The Vega integrated in Ryzen APUs are embedded GPUs. An example of "semi-custom" is consoles, which are also embedded GPUs. AMD's graph is quite clear in this distinction: integrated (many architectures), mainstream discreet (Polaris), and high performance discreet (Vega).
Also, if AMD didn't do internal licensing, Vega APUs wouldn't affect this graph at all, as they would then fall entirely under the purview of the CPU division.
Hades Canyon is a semi-custom embedded GPU too.
AMD owns all of the Radeon and x86 IPs/licenses. As long as it has an AMD sticker on it, AMD's legal team takes care of it. There's no "internal licensing" because RTG exists in name only.
I have misread the charts a bit, though. After checking how AMD organizes this, Enterprise, Embedded, and Semi-custom is one division, while Compute and Graphics is another, where RTG is roughly half. It seems they've stopped reporting RTG earnings separately, at least from the latest earnings announcements. What that does tell us, without a doubt, is that "embedded" does not include APUs, at least not outside of embedded-only APUs - even if these are identical silicon to consumer ones, just with a different name and slightly different microcode. They still get silicon from the same wafers, through the same binning process, with the same designs, but they're separate business units, and thus have separate money. You can't have one pay the costs and the other earn the revenue without a matching payment in-between. In other words, the only way consumer Vega APUs fit into this is in the red block at the top - which is also marked with the same logo as the retail boxes for those chips are. Crypto likely represents the majority of that growth, but it'd be surprising if APUs didn't also add to that.

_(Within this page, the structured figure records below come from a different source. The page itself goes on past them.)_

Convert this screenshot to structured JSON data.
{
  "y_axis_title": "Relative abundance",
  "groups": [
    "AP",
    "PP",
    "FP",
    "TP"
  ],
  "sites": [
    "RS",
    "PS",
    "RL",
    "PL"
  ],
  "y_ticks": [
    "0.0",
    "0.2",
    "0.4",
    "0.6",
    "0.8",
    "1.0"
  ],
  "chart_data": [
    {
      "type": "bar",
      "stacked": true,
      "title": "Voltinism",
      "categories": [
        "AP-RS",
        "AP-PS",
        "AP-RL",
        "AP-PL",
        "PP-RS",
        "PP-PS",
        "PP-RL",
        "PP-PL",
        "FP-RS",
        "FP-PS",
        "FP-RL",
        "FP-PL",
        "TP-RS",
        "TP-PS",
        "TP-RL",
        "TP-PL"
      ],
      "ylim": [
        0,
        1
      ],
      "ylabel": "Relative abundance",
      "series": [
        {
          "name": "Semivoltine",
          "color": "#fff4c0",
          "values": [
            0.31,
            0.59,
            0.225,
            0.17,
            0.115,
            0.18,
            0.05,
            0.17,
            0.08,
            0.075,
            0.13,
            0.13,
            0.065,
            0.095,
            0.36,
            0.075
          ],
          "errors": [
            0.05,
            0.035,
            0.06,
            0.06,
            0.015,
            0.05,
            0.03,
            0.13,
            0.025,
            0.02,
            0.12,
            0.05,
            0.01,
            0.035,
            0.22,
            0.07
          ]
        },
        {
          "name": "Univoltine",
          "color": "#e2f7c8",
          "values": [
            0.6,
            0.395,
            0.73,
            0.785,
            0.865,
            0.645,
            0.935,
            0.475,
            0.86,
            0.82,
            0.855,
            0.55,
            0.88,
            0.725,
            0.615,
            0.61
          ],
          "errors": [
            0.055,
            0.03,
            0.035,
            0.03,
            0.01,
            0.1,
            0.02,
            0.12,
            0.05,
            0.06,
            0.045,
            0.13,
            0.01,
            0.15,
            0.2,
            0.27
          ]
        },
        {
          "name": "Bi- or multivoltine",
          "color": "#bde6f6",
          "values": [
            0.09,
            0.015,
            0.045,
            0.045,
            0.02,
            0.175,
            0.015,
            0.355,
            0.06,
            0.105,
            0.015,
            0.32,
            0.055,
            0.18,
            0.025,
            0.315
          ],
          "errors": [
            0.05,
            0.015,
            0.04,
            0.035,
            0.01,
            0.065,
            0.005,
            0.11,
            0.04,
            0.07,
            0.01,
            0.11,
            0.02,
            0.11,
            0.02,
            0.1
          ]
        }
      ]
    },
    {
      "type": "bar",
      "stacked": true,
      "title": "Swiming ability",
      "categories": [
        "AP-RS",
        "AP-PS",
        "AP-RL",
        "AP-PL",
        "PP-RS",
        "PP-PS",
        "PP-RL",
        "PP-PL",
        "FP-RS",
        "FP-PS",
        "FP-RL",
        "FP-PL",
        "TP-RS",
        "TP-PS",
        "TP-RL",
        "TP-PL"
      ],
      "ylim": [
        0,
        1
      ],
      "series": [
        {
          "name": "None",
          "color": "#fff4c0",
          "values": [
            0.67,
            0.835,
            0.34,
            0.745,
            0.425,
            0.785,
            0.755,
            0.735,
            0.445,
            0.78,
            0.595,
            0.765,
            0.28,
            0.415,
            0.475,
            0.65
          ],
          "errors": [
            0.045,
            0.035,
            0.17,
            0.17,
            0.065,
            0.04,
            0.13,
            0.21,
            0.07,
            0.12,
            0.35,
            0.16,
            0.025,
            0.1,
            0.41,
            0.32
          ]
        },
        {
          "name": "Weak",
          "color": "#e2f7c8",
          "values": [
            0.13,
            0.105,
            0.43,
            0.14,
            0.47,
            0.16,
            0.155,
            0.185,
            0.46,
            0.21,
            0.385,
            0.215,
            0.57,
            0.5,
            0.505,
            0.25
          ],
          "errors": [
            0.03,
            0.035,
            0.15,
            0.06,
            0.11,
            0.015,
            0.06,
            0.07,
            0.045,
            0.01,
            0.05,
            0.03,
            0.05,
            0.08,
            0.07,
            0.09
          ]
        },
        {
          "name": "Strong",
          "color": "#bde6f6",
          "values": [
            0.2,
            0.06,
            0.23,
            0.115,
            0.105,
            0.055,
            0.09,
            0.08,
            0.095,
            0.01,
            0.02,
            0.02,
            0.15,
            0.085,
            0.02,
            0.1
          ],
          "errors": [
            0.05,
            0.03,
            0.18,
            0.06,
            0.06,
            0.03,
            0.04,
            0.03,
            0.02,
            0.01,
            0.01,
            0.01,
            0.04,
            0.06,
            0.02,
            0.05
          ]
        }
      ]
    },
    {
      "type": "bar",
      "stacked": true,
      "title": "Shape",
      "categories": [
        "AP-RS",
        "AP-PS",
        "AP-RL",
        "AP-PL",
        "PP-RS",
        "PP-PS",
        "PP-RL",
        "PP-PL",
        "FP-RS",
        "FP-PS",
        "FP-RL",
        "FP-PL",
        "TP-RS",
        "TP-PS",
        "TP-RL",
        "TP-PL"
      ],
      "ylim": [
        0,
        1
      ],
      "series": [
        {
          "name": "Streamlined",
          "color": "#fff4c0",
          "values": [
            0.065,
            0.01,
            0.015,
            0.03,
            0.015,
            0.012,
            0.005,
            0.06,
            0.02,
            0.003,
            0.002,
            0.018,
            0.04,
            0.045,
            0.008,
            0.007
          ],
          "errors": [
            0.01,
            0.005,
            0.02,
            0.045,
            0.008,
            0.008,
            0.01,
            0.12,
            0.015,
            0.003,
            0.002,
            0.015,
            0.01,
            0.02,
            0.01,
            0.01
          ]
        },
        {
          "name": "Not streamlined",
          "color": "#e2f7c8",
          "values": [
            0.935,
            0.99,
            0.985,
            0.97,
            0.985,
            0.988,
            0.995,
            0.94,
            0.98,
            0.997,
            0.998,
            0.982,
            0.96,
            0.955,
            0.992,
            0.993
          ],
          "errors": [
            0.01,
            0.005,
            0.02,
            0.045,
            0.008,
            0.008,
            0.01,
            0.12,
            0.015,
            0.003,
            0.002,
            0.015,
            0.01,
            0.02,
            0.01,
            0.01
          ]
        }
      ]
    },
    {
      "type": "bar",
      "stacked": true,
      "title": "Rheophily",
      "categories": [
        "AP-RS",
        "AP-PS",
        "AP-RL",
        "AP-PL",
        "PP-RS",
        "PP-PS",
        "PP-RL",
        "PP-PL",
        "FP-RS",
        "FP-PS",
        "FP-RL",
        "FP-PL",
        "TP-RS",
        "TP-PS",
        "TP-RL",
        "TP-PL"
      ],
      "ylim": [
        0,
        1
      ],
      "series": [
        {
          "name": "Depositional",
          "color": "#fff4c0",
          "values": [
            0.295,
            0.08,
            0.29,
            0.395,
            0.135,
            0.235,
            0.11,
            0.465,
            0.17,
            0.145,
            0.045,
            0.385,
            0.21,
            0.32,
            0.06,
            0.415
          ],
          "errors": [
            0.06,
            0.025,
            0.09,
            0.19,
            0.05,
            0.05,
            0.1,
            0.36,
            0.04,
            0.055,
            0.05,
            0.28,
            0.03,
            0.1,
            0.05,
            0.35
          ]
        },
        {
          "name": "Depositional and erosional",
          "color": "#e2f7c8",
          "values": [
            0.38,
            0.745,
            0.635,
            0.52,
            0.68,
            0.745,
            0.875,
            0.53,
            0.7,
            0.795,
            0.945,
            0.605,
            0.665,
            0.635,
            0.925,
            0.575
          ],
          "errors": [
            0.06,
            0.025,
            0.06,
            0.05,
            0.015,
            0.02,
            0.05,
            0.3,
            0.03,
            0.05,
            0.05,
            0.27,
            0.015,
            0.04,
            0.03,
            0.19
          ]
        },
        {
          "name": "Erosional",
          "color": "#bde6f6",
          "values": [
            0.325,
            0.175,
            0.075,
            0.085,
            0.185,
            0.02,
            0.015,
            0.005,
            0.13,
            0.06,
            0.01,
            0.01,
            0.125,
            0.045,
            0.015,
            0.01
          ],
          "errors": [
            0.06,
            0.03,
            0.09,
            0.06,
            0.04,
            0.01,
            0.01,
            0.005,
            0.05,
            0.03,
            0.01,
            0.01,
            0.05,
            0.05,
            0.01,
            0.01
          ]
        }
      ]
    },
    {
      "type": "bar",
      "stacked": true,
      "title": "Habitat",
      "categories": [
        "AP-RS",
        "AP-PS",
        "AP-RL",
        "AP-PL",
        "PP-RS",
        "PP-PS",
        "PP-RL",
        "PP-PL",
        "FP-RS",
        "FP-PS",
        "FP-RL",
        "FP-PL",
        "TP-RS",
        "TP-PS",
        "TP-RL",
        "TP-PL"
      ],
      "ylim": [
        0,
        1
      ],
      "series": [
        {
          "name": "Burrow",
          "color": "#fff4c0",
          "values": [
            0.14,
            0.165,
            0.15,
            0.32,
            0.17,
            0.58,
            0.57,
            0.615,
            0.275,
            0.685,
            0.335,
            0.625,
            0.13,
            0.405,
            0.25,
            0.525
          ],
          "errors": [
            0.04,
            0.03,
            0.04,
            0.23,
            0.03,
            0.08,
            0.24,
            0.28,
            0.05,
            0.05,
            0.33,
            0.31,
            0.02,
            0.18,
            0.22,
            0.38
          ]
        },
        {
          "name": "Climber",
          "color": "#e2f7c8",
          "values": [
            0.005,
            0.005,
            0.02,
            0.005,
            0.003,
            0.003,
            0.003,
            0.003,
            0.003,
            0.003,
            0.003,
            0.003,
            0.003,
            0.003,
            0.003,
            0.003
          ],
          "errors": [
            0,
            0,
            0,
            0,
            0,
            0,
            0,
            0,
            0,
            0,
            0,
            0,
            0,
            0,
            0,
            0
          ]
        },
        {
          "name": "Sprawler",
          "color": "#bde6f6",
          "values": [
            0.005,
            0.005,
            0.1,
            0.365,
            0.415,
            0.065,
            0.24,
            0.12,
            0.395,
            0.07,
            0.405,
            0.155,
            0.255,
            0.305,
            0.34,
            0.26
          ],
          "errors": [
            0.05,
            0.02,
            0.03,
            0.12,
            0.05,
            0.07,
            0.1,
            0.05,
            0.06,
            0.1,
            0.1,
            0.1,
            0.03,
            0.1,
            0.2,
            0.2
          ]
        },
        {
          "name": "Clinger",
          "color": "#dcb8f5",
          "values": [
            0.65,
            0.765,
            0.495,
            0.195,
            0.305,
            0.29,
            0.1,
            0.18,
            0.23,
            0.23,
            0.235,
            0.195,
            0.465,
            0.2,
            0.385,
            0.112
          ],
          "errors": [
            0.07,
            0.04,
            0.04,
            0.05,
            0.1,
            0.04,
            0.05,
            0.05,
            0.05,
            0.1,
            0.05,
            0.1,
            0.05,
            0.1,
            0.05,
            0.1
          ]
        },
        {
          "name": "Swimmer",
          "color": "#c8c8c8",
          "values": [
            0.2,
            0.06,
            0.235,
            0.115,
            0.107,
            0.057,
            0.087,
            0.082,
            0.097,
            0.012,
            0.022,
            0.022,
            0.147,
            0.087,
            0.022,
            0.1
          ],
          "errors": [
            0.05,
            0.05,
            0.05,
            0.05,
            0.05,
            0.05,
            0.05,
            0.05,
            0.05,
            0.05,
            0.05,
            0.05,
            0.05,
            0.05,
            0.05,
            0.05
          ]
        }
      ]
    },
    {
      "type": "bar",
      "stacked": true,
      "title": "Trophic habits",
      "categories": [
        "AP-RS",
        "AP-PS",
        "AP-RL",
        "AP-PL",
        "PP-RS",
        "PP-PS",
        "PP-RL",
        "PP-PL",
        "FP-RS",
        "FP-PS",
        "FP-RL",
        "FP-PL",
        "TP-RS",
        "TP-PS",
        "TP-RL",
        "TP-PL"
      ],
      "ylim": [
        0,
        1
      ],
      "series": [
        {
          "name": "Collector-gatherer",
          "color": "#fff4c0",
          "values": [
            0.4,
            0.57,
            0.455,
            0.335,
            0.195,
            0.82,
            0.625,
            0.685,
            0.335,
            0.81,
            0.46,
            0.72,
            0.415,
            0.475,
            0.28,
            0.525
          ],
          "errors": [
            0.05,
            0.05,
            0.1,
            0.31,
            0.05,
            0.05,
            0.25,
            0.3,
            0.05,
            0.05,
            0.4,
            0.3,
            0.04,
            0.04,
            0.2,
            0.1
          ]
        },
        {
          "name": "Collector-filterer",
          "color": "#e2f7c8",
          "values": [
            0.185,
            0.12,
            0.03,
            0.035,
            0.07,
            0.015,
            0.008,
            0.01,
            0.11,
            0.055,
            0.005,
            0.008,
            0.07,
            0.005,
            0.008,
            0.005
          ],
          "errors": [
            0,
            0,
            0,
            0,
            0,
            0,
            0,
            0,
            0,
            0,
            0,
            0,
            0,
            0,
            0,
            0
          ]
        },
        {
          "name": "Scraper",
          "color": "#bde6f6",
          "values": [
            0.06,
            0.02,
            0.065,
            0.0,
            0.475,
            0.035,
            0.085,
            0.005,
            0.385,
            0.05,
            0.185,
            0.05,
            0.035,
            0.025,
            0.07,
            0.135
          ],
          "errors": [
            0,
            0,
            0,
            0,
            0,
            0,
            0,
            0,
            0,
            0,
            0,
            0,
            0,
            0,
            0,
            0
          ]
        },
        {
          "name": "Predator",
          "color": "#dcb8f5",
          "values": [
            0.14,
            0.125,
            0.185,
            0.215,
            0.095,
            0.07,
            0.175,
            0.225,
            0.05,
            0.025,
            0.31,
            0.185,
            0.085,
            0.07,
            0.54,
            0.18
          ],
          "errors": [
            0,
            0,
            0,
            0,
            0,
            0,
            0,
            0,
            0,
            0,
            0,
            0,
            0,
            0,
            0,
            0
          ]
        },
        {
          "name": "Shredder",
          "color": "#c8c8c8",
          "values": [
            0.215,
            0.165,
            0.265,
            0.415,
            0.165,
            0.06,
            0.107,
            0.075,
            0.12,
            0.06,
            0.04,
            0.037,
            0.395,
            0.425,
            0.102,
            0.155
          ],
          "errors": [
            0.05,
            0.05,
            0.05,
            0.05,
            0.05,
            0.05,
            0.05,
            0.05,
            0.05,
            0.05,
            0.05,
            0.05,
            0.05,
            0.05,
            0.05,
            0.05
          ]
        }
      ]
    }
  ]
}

Thanks Camm & Valantar, this would make for a big reception in 2015!
Blame the HDMI Forum for being really slow on the uptake, not AMD for making adaptive sync support available in the Xbox One.
Also, while you're right that Freesync over HDMI is a proprietary extension to the HDMI standard, AFAIK it's still part of the open (as in free-to-implement) FreeSync standard, and should as such not be any problem for Nvidia to adopt even before HDMI 2.1 comes knocking. If HDMI 2.0 is anything to go by, it'll still be a few years before we see displays adopting it, after all.
Edit: damn autocorrect.
AMD had a lot of people there to convince. I'm sure NVIDIA was resistant in the name of defending G-Sync.